La Tav rimane un’opera al centro delle polemiche (e non solo). Ma nel frattempo il sistema Brescia una prima vittoria l’ha avuta. “Lavorando uniti i risultati arrivano ed esser passati dalle sette cave di prestito previste a una soltanto, da 230 ettari a 34, è un risultato eclatante ottenuto grazie agli sforzi congiunti di tutti gli attori del territorio ed è un percorso che dobbiamo continuare”. Con queste parole la responsabile del settore Cave di Aib Daniela Grandi ha commentato il successo ottenuto nelle scorse settimane sul fronte della questione delle nuove cave di prestito previste da Cepav2 per la realizzazione dell’opera.

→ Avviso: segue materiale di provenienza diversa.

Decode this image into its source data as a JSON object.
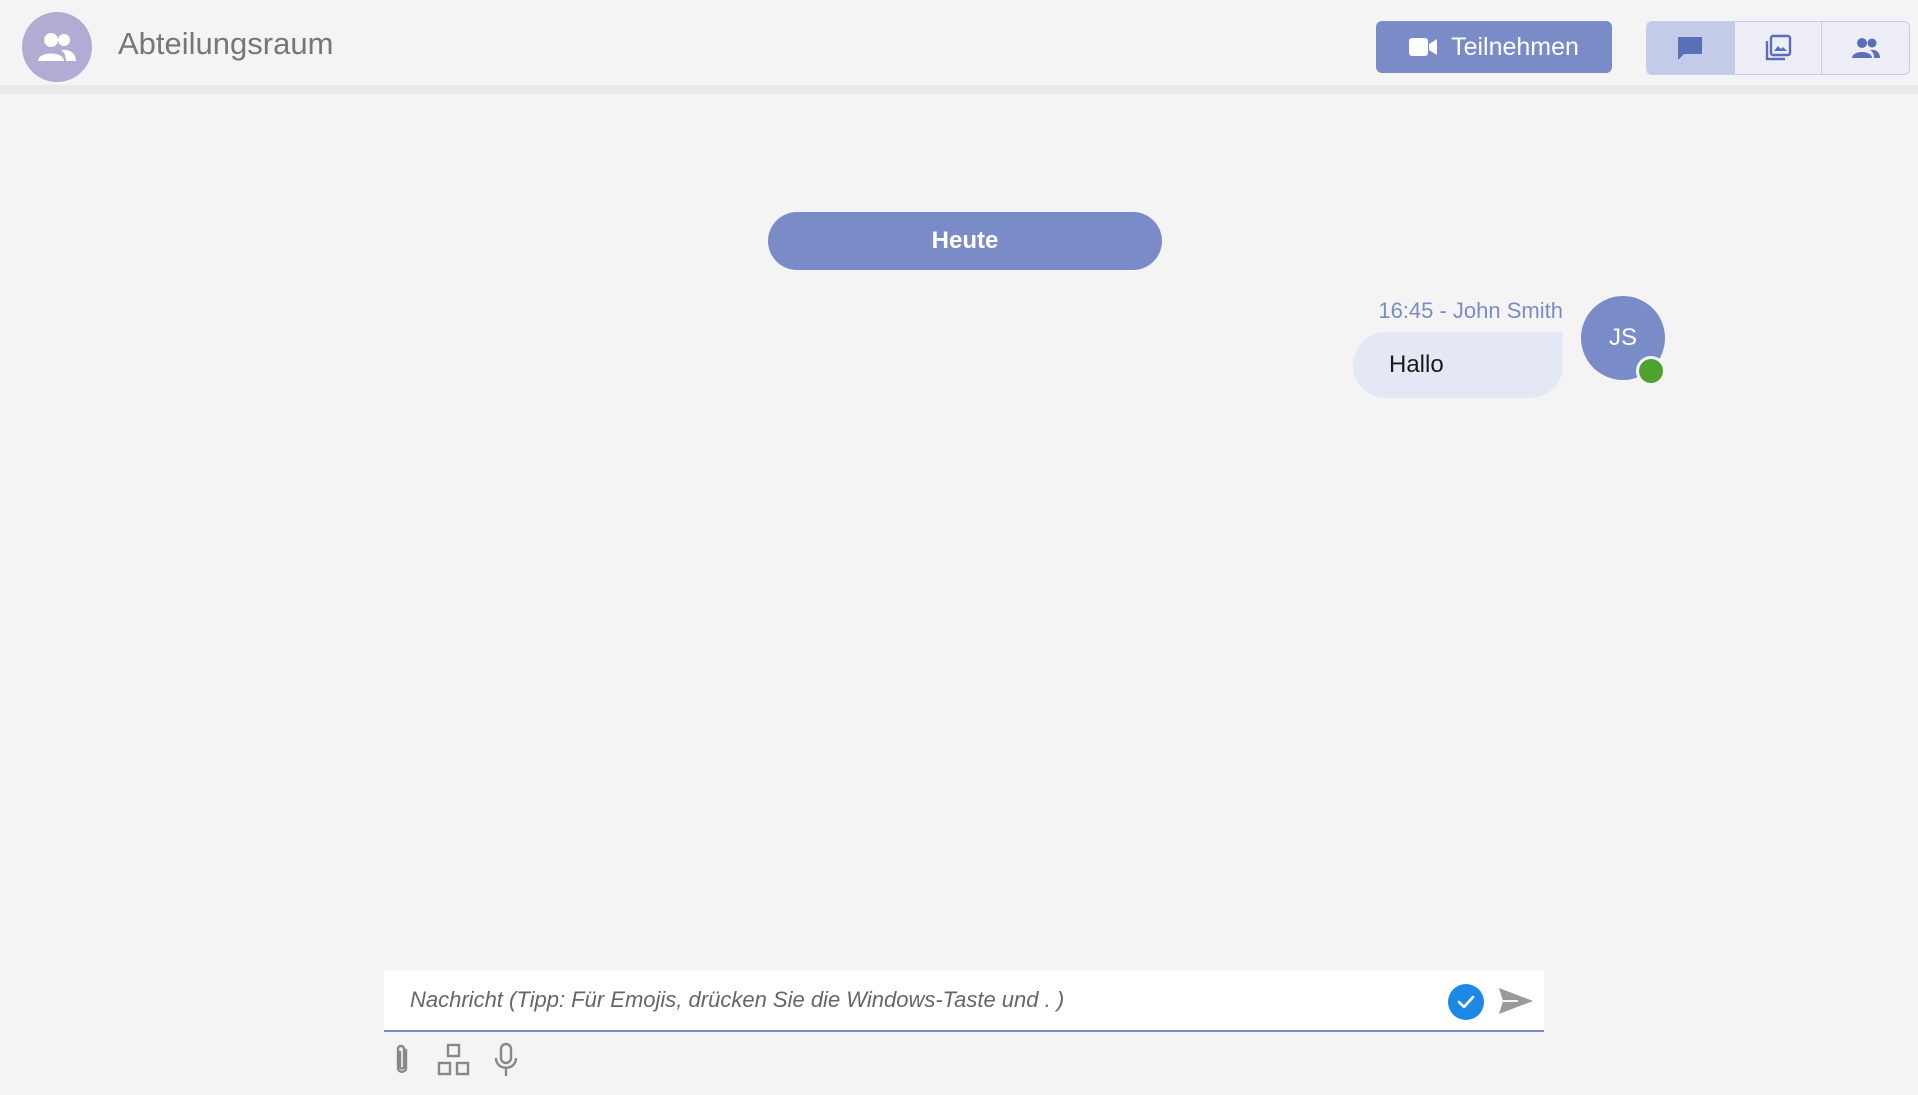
{
  "header": {
    "room_title": "Abteilungsraum",
    "room_icon": "group-icon",
    "join_label": "Teilnehmen",
    "join_icon": "video-camera-icon",
    "views": [
      {
        "name": "chat",
        "icon": "chat-bubble-icon",
        "active": true
      },
      {
        "name": "gallery",
        "icon": "image-gallery-icon",
        "active": false
      },
      {
        "name": "participants",
        "icon": "people-icon",
        "active": false
      }
    ]
  },
  "chat": {
    "day_separator": "Heute",
    "messages": [
      {
        "meta": "16:45 - John Smith",
        "text": "Hallo",
        "initials": "JS",
        "status": "online"
      }
    ]
  },
  "composer": {
    "placeholder": "Nachricht (Tipp: Für Emojis, drücken Sie die Windows-Taste und . )",
    "value": "",
    "tools": [
      "paperclip-icon",
      "apps-icon",
      "microphone-icon"
    ]
  },
  "colors": {
    "accent": "#7a8cc7",
    "room_avatar": "#b2abd3",
    "bubble": "#e4e7f4",
    "presence_online": "#4da32e",
    "check": "#1e88e5"
  }
}
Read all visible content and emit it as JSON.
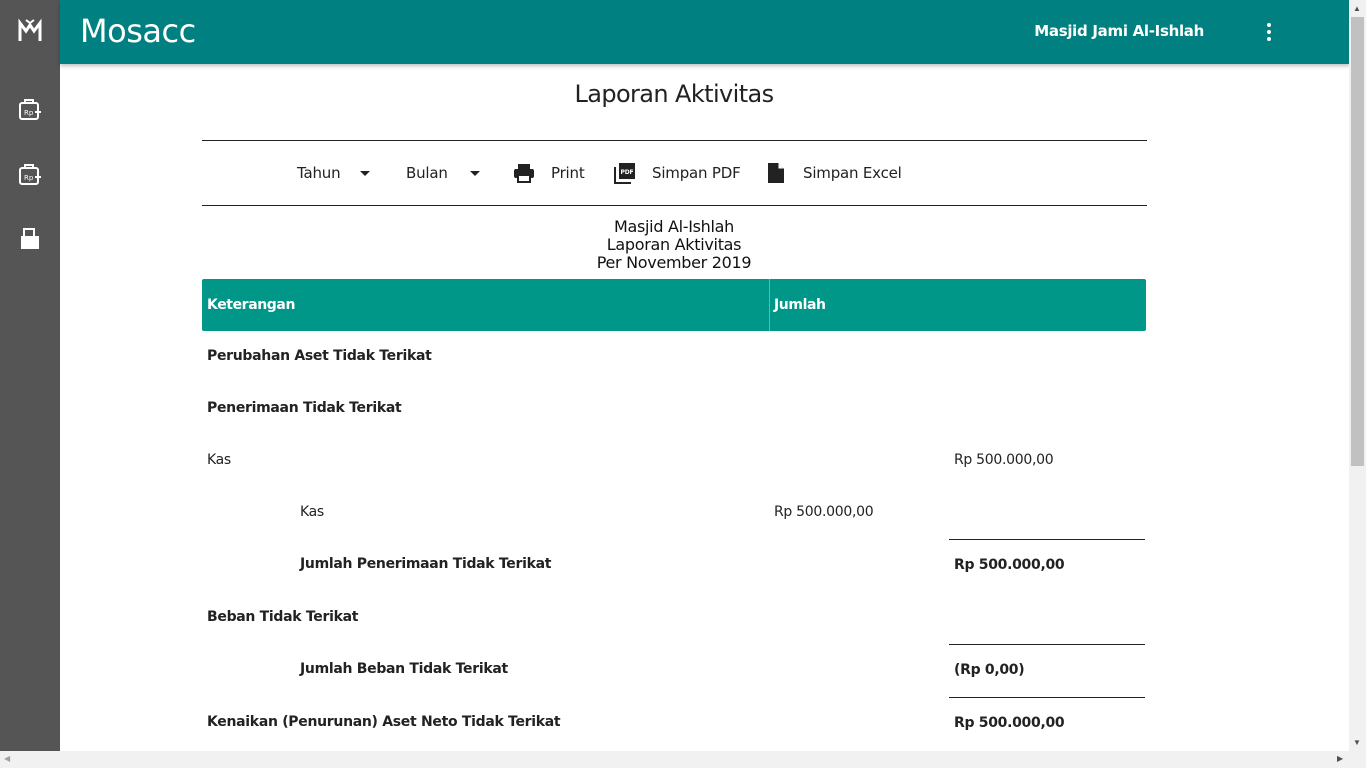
{
  "app": {
    "brand": "Mosacc",
    "org_name": "Masjid Jami Al-Ishlah"
  },
  "sidebar": {
    "items": [
      {
        "icon": "logo-icon"
      },
      {
        "icon": "cash-in-icon"
      },
      {
        "icon": "cash-out-icon"
      },
      {
        "icon": "report-icon"
      }
    ]
  },
  "page": {
    "title": "Laporan Aktivitas"
  },
  "toolbar": {
    "year_label": "Tahun",
    "month_label": "Bulan",
    "print_label": "Print",
    "pdf_label": "Simpan PDF",
    "excel_label": "Simpan Excel"
  },
  "report": {
    "org": "Masjid Al-Ishlah",
    "title": "Laporan Aktivitas",
    "period": "Per November 2019"
  },
  "table": {
    "headers": [
      "Keterangan",
      "Jumlah"
    ],
    "rows": [
      {
        "label": "Perubahan Aset Tidak Terikat"
      },
      {
        "label": "Penerimaan Tidak Terikat"
      },
      {
        "label": "Kas",
        "total": "Rp 500.000,00"
      },
      {
        "label": "Kas",
        "amount": "Rp 500.000,00"
      },
      {
        "label": "Jumlah Penerimaan Tidak Terikat",
        "total": "Rp 500.000,00"
      },
      {
        "label": "Beban Tidak Terikat"
      },
      {
        "label": "Jumlah Beban Tidak Terikat",
        "total": "(Rp 0,00)"
      },
      {
        "label": "Kenaikan (Penurunan) Aset Neto Tidak Terikat",
        "total": "Rp 500.000,00"
      }
    ]
  },
  "colors": {
    "appbar": "#008080",
    "table_header": "#009688",
    "sidebar": "#555555"
  }
}
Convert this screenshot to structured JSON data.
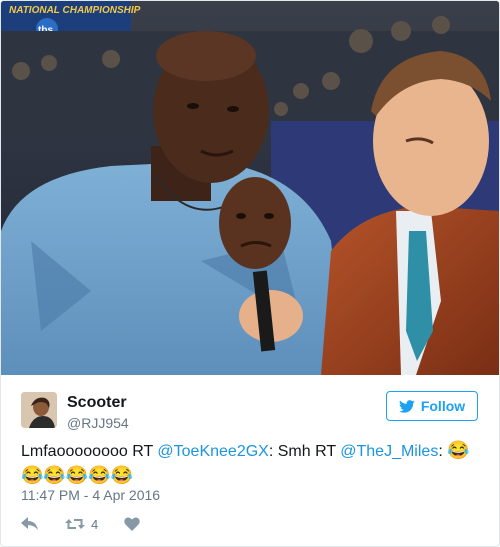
{
  "tweet": {
    "author": {
      "display_name": "Scooter",
      "handle": "@RJJ954"
    },
    "follow_label": "Follow",
    "text": {
      "lead": "Lmfaoooooooo RT ",
      "mention_1": "@ToeKnee2GX",
      "middle": ": Smh RT ",
      "mention_2": "@TheJ_Miles",
      "after_mention": ": ",
      "emoji_end_line1": "😂",
      "emoji_line2": "😂😂😂😂😂"
    },
    "timestamp": "11:47 PM - 4 Apr 2016",
    "actions": {
      "reply_icon": "reply-icon",
      "retweet_icon": "retweet-icon",
      "retweet_count": "4",
      "like_icon": "heart-icon"
    }
  },
  "media": {
    "banner_text": "NATIONAL CHAMPIONSHIP",
    "network_logo": "tbs"
  },
  "colors": {
    "accent": "#1da1f2",
    "link": "#1b95e0",
    "muted": "#657786",
    "icon": "#8899a6"
  }
}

Cepav2 aveva annunciato infatti di voler aprire sei nuove cave di estrazione per estrarre 11 milioni di metri cubi di “riempitivo”. Ma Aib era insorta chiedendo di istituire un tavolo di confronto nel quale “verificare le nostre proposte: atte ad ottimizzare i costi dell’opera, creare indotto sul territorio bresciano e, non per ultimo minimizzare l’impatto ambientale dell’infrastruttura”. Tanto più alla luce del fatto che il danno economico per le imprese bresciane sarebbe stato evidente, dato che le nuove cave sarebbero state “contigue a cave già attive e momentaneamente sottoutilizzate a causa delle crisi edilizia”.
Il tavolo è partito. E il coro di no seguito a quello di Aib è stato unanime: contro le cave di prestito si sono schierate infatti le amministrazioni locali interessate, gli ambientalisti e il Pirellone con una mozione – bipartisan – che ha sancito la contrarietà alle cave di prestito (sottolineando che “il piano cave provinciale è in grado di rispondere alle necessità dei cantieri dell’opera”). Un pressing – per una volta condiviso da tutta la società bresciana – che ha funzionato e che ha convinto Cepav2 a ridimensionare notevolmente l’impatto dell’opera sul territorio della Leonessa.